People with debts know they have to repay them - but that doesn't mean they know how they'll do that. Two of the debt solutions that have become well known in recent years are debt management plans and debt consolidation loans. So what's the difference between them, and what kind of borrower are they likely to help?
A debt management plan ( read more ) is an agreement between a borrower and their lenders (not their secured lenders, but their unsecured lenders, such as credit card providers and banks providing overdrafts and unsecured loans).
Basically, those lenders will be asked to accept smaller monthly payments, since the borrower can't afford the repayments they agreed to make when they originally took on the debt.

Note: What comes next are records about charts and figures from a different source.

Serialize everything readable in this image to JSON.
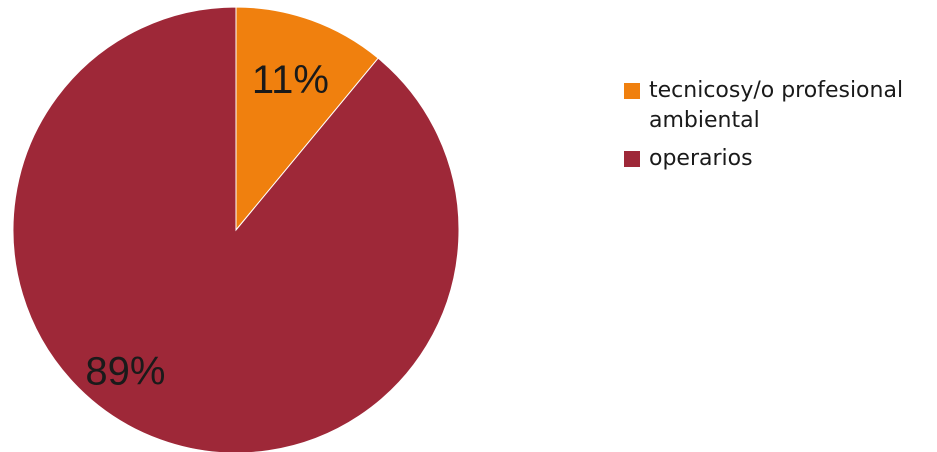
{
  "chart_data": {
    "type": "pie",
    "title": "",
    "slices": [
      {
        "label": "tecnicosy/o profesional ambiental",
        "value": 11,
        "data_label": "11%",
        "color": "#F0800E"
      },
      {
        "label": "operarios",
        "value": 89,
        "data_label": "89%",
        "color": "#9E2838"
      }
    ],
    "start_angle_deg": 0,
    "direction": "clockwise",
    "legend": {
      "position": "right",
      "items": [
        {
          "label": "tecnicosy/o profesional ambiental",
          "color": "#F0800E"
        },
        {
          "label": "operarios",
          "color": "#9E2838"
        }
      ]
    }
  }
}
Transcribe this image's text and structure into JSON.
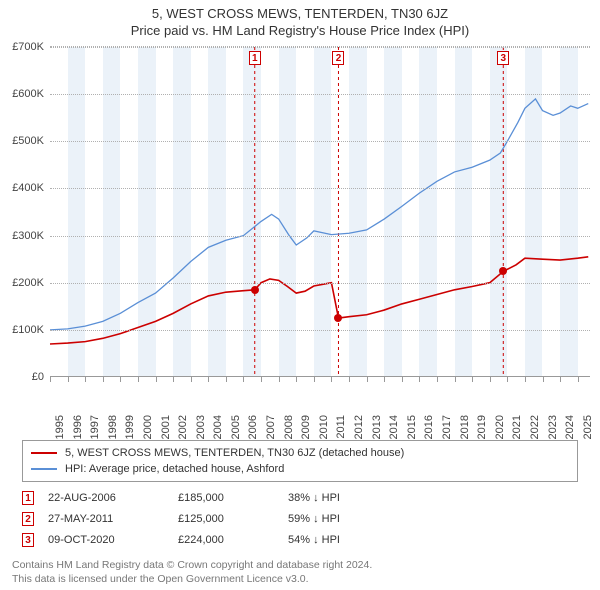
{
  "title_line1": "5, WEST CROSS MEWS, TENTERDEN, TN30 6JZ",
  "title_line2": "Price paid vs. HM Land Registry's House Price Index (HPI)",
  "chart": {
    "type": "line",
    "background_color": "#ffffff",
    "grid_color": "#b0b0b0",
    "band_color": "#ebf2f9",
    "x_years": [
      1995,
      1996,
      1997,
      1998,
      1999,
      2000,
      2001,
      2002,
      2003,
      2004,
      2005,
      2006,
      2007,
      2008,
      2009,
      2010,
      2011,
      2012,
      2013,
      2014,
      2015,
      2016,
      2017,
      2018,
      2019,
      2020,
      2021,
      2022,
      2023,
      2024,
      2025
    ],
    "y_ticks": [
      0,
      100000,
      200000,
      300000,
      400000,
      500000,
      600000,
      700000
    ],
    "y_tick_labels": [
      "£0",
      "£100K",
      "£200K",
      "£300K",
      "£400K",
      "£500K",
      "£600K",
      "£700K"
    ],
    "ylim": [
      0,
      700000
    ],
    "xlim": [
      1995,
      2025.7
    ],
    "band_years": [
      1996,
      1998,
      2000,
      2002,
      2004,
      2006,
      2008,
      2010,
      2012,
      2014,
      2016,
      2018,
      2020,
      2022,
      2024
    ],
    "series": [
      {
        "name": "property",
        "color": "#cc0000",
        "line_width": 1.6,
        "legend": "5, WEST CROSS MEWS, TENTERDEN, TN30 6JZ (detached house)",
        "points": [
          [
            1995.0,
            70000
          ],
          [
            1996.0,
            72000
          ],
          [
            1997.0,
            75000
          ],
          [
            1998.0,
            82000
          ],
          [
            1999.0,
            92000
          ],
          [
            2000.0,
            105000
          ],
          [
            2001.0,
            118000
          ],
          [
            2002.0,
            135000
          ],
          [
            2003.0,
            155000
          ],
          [
            2004.0,
            172000
          ],
          [
            2005.0,
            180000
          ],
          [
            2006.0,
            183000
          ],
          [
            2006.64,
            185000
          ],
          [
            2007.0,
            200000
          ],
          [
            2007.5,
            208000
          ],
          [
            2008.0,
            205000
          ],
          [
            2008.5,
            192000
          ],
          [
            2009.0,
            178000
          ],
          [
            2009.5,
            182000
          ],
          [
            2010.0,
            193000
          ],
          [
            2010.7,
            198000
          ],
          [
            2011.0,
            200000
          ],
          [
            2011.4,
            125000
          ],
          [
            2012.0,
            128000
          ],
          [
            2013.0,
            132000
          ],
          [
            2014.0,
            142000
          ],
          [
            2015.0,
            155000
          ],
          [
            2016.0,
            165000
          ],
          [
            2017.0,
            175000
          ],
          [
            2018.0,
            185000
          ],
          [
            2019.0,
            192000
          ],
          [
            2020.0,
            200000
          ],
          [
            2020.77,
            224000
          ],
          [
            2021.5,
            238000
          ],
          [
            2022.0,
            252000
          ],
          [
            2023.0,
            250000
          ],
          [
            2024.0,
            248000
          ],
          [
            2025.0,
            252000
          ],
          [
            2025.6,
            255000
          ]
        ]
      },
      {
        "name": "hpi",
        "color": "#5a8fd6",
        "line_width": 1.3,
        "legend": "HPI: Average price, detached house, Ashford",
        "points": [
          [
            1995.0,
            100000
          ],
          [
            1996.0,
            102000
          ],
          [
            1997.0,
            108000
          ],
          [
            1998.0,
            118000
          ],
          [
            1999.0,
            135000
          ],
          [
            2000.0,
            158000
          ],
          [
            2001.0,
            178000
          ],
          [
            2002.0,
            210000
          ],
          [
            2003.0,
            245000
          ],
          [
            2004.0,
            275000
          ],
          [
            2005.0,
            290000
          ],
          [
            2006.0,
            300000
          ],
          [
            2007.0,
            330000
          ],
          [
            2007.6,
            345000
          ],
          [
            2008.0,
            335000
          ],
          [
            2008.6,
            300000
          ],
          [
            2009.0,
            280000
          ],
          [
            2009.6,
            295000
          ],
          [
            2010.0,
            310000
          ],
          [
            2011.0,
            302000
          ],
          [
            2012.0,
            305000
          ],
          [
            2013.0,
            312000
          ],
          [
            2014.0,
            335000
          ],
          [
            2015.0,
            362000
          ],
          [
            2016.0,
            390000
          ],
          [
            2017.0,
            415000
          ],
          [
            2018.0,
            435000
          ],
          [
            2019.0,
            445000
          ],
          [
            2020.0,
            460000
          ],
          [
            2020.6,
            475000
          ],
          [
            2021.0,
            500000
          ],
          [
            2021.6,
            540000
          ],
          [
            2022.0,
            570000
          ],
          [
            2022.6,
            590000
          ],
          [
            2023.0,
            565000
          ],
          [
            2023.6,
            555000
          ],
          [
            2024.0,
            560000
          ],
          [
            2024.6,
            575000
          ],
          [
            2025.0,
            570000
          ],
          [
            2025.6,
            580000
          ]
        ]
      }
    ],
    "sale_markers": [
      {
        "n": "1",
        "x": 2006.64,
        "date": "22-AUG-2006",
        "price_label": "£185,000",
        "price": 185000,
        "delta": "38% ↓ HPI"
      },
      {
        "n": "2",
        "x": 2011.4,
        "date": "27-MAY-2011",
        "price_label": "£125,000",
        "price": 125000,
        "delta": "59% ↓ HPI"
      },
      {
        "n": "3",
        "x": 2020.77,
        "date": "09-OCT-2020",
        "price_label": "£224,000",
        "price": 224000,
        "delta": "54% ↓ HPI"
      }
    ]
  },
  "footer_line1": "Contains HM Land Registry data © Crown copyright and database right 2024.",
  "footer_line2": "This data is licensed under the Open Government Licence v3.0."
}
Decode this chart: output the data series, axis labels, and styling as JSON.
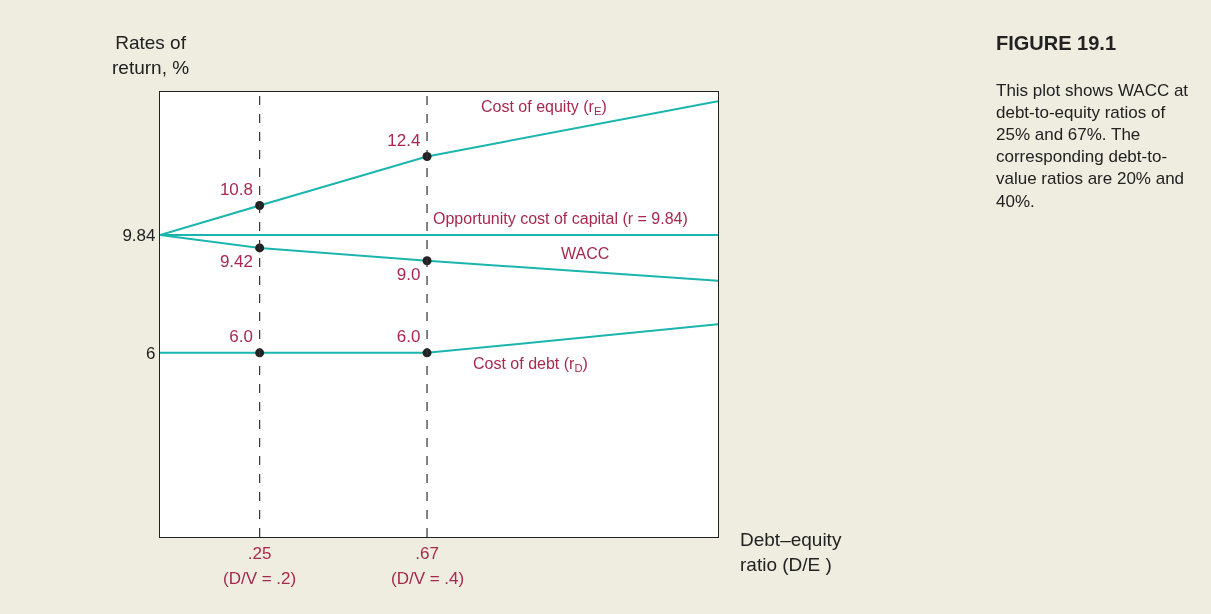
{
  "chart_data": {
    "type": "line",
    "ylabel": "Rates of\nreturn, %",
    "xlabel": "Debt–equity\nratio (D/E )",
    "xlim": [
      0,
      1.4
    ],
    "ylim": [
      0,
      14.5
    ],
    "xticks": [
      {
        "value": 0.25,
        "label": ".25"
      },
      {
        "value": 0.67,
        "label": ".67"
      }
    ],
    "yticks": [
      6,
      9.84
    ],
    "series": [
      {
        "name": "Cost of equity (r$_{E}$)",
        "color": "#1bb5ae",
        "x": [
          0,
          0.25,
          0.67,
          1.4
        ],
        "values": [
          9.84,
          10.8,
          12.4,
          14.2
        ]
      },
      {
        "name": "Opportunity cost of capital (r = 9.84)",
        "color": "#1bb5ae",
        "x": [
          0,
          1.4
        ],
        "values": [
          9.84,
          9.84
        ]
      },
      {
        "name": "WACC",
        "color": "#1bb5ae",
        "x": [
          0,
          0.25,
          0.67,
          1.4
        ],
        "values": [
          9.84,
          9.42,
          9.0,
          8.35
        ]
      },
      {
        "name": "Cost of debt (r$_{D}$)",
        "color": "#1bb5ae",
        "x": [
          0,
          0.25,
          0.67,
          1.4
        ],
        "values": [
          6,
          6,
          6,
          6.93
        ]
      },
      {
        "type": "scatter",
        "marker": "circle",
        "color": "#222222",
        "x": [
          0.25,
          0.67,
          0.25,
          0.67
        ],
        "values": [
          10.8,
          12.4,
          6.0,
          6.0
        ],
        "value_labels": [
          "10.8",
          "12.4",
          "6.0",
          "6.0"
        ]
      },
      {
        "type": "scatter",
        "marker": "circle",
        "color": "#222222",
        "x": [
          0.25,
          0.67
        ],
        "values": [
          9.42,
          9.0
        ],
        "value_labels": [
          "9.42",
          "9.0"
        ]
      }
    ],
    "ref_lines": [
      {
        "axis": "x",
        "value": 0.25,
        "color": "#333333",
        "line_style": "dashed"
      },
      {
        "axis": "x",
        "value": 0.67,
        "color": "#333333",
        "line_style": "dashed"
      }
    ],
    "marker": "none",
    "line_style": "solid",
    "legend": false,
    "annotations": [
      {
        "text": "(D/V = .2)",
        "x": 0.25,
        "y": 0
      },
      {
        "text": "(D/V = .4)",
        "x": 0.67,
        "y": 0
      },
      "FIGURE 19.1",
      "This plot shows WACC at debt-to-equity ratios of 25% and 67%. The corresponding debt-to-value ratios are 20% and 40%."
    ]
  }
}
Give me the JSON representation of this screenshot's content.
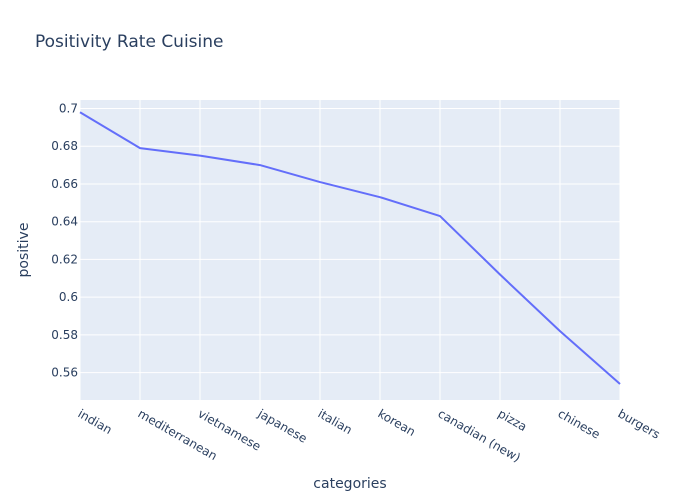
{
  "chart_data": {
    "type": "line",
    "title": "Positivity Rate Cuisine",
    "xlabel": "categories",
    "ylabel": "positive",
    "categories": [
      "indian",
      "mediterranean",
      "vietnamese",
      "japanese",
      "italian",
      "korean",
      "canadian (new)",
      "pizza",
      "chinese",
      "burgers"
    ],
    "values": [
      0.698,
      0.679,
      0.675,
      0.67,
      0.661,
      0.653,
      0.643,
      0.612,
      0.582,
      0.554
    ],
    "yticks": [
      0.56,
      0.58,
      0.6,
      0.62,
      0.64,
      0.66,
      0.68,
      0.7
    ],
    "ytick_labels": [
      "0.56",
      "0.58",
      "0.6",
      "0.62",
      "0.64",
      "0.66",
      "0.68",
      "0.7"
    ],
    "ylim": [
      0.5455,
      0.7045
    ],
    "grid": true,
    "colors": {
      "line": "#636efa",
      "plot_bg": "#e5ecf6",
      "grid": "#ffffff",
      "text": "#2a3f5f"
    }
  }
}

The idea is to agree on payments that the lenders think are realistic - and that the individual can afford without using money they should be keeping for their monthly essential expenses, from mortgage / rent payments to food bills, utility bills, essential transport costs and so on.
It they can reach an agreement, the borrower can start making those smaller payments - and keep on making them until their debt is paid off or until their financial situation improves enough for them to start making higher payments again.
However, lenders don't have to agree to a debt management plan. And if they do, they don't have to agree to freeze interest and waive charges (although lenders will often do this if someone's on a debt management plan). Just bear in mind that repaying any debt in smaller instalments means it'll take longer to repay - so if interest isn't frozen, it'll add up to more in the long run, since it'll have longer to accrue.
Nonetheless, this would be likely to happen anyway if the individual can't afford to make the payments they originally agreed to. Similarly, repaying the debt more slowly can damage someone's credit rating, whether they enter a debt management plan or not.
Having said that, debt management can be a good way for someone to repay their unsecured debts at a slower rate that they can realistically afford - with their lenders' consent. It also means they can do this without using up the funds they need for things like their mortgage payments.